What the affected companies would have done with that revenue had they been able to keep it at the time is for them to answer, but you have to believe some of it would have been reinvested into important growth and development.

I dread to think how much has been spent in the preparation of the respective cases and the follow up appeals, and then the actual court time and all of the professional costs that go with it. Yes, the industry has had to lay out huge amounts of money in order to get back its revenue from HMRC, but as tax payers we should not forget that HMRC have too been spending considerable amounts of tax payers money chasing these cases too with expensive QCs and lawyers.

Peter Hannibal: “HMRC had a basic misunderstanding of slots as a product group…”

Coinslot: Why did HMRC get this so wrong, and how were they able to drag this out for such a long time?

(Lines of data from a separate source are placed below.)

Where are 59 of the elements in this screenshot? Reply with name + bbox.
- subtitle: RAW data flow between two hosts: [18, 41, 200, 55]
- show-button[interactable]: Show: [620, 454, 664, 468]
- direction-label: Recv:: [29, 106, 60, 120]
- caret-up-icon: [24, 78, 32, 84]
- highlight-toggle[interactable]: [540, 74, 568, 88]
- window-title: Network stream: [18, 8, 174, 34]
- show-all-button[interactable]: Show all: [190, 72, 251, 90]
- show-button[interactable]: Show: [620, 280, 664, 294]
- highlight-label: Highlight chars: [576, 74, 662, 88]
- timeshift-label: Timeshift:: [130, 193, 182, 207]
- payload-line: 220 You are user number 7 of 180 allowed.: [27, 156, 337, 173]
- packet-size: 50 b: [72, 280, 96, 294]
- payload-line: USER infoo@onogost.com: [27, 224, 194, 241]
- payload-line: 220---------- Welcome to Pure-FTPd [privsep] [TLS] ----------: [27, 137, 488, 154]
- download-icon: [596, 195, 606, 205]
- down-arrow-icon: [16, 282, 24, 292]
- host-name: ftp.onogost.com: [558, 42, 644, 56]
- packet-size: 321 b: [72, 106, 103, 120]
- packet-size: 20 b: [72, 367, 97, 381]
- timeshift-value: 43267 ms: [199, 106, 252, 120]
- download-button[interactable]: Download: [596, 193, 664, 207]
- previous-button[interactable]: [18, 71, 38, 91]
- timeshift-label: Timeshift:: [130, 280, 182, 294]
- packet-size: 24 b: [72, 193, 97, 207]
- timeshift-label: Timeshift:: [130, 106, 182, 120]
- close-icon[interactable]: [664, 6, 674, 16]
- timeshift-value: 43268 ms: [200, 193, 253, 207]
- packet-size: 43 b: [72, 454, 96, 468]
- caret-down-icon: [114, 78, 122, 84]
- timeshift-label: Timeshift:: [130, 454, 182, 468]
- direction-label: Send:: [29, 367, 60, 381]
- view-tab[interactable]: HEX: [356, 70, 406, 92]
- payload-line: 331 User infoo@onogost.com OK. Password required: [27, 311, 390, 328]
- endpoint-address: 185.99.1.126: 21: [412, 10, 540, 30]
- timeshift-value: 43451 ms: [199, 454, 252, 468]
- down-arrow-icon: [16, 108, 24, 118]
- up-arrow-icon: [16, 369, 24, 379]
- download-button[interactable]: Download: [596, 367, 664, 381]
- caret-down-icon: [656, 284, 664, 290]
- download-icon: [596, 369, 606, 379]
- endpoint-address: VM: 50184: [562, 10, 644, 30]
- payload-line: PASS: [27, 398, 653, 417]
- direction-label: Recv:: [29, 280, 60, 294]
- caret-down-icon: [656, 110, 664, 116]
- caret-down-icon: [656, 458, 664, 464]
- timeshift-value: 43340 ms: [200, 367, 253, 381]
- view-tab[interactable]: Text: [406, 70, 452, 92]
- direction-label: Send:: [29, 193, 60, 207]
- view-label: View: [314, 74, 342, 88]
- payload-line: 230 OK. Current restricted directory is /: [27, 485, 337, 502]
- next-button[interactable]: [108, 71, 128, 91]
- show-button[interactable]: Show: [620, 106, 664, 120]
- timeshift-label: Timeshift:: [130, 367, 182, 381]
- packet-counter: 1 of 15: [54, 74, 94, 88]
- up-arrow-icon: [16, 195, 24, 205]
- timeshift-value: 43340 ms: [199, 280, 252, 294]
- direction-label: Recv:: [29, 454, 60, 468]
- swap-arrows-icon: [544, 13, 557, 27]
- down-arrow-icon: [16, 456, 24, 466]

Peter Hannibal: The fundamental issue in this case was that HMRC based their case on a theory that slots online were so different to slots offline that they could legitimate be treated differently for VAT purposes (there was no VAT charged on online slot revenues, but there was on offline revenues). They had a basic misunderstanding of slots as a product group. I don’t profess to understand the judicial system well enough to make comment on why or how this was allowed to be dragged out for so long, other than the whole process of ‘appeals’ seems to be to be in need of a serious review.

Coinslot: Some businesses will not have survived the loss of this money, coming as it did during two financial crashes and now Covid. Given the aggressive, and now improper, actions by HMRC, do you think compensation should be considered?

Peter Hannibal: I can’t really comment on this one. As far as I am aware, interest was accrued by HMRC (and will be paid accordingly) and some of the earlier claims were paid out some time ago. But I am not into the detail here, sorry.

Coinslot: By the time businesses will recover this money – some over 20 years – the tax office’s interpretation would have impeded major growth opportunities as well as financial stability for many businesses. Do you think we now need a re-evaluation of the powers of HMRC in these cases?

Peter Hannibal: It is worth pointing out that whilst the court case has been won, the individual claims have not been settled or even negotiated. So it may still be some time before those affected actually get their money back from HMRC.

Whether the powers of HMRC need to be re-evaluated is not the real issue here for me. HMRC has to have the ability and power to force the country to pay their dues. But when they are in dispute (such as in this case), there has to be a more effective method of arbitration.

If anything is in desperate need of re-evaluation it is protracted nature of the judicial system that has no incentive to be efficient. I know that justice shouldn’t be rushed – but 20 years of legal overheads all on the back of the tax payer? Surely we can be better than this?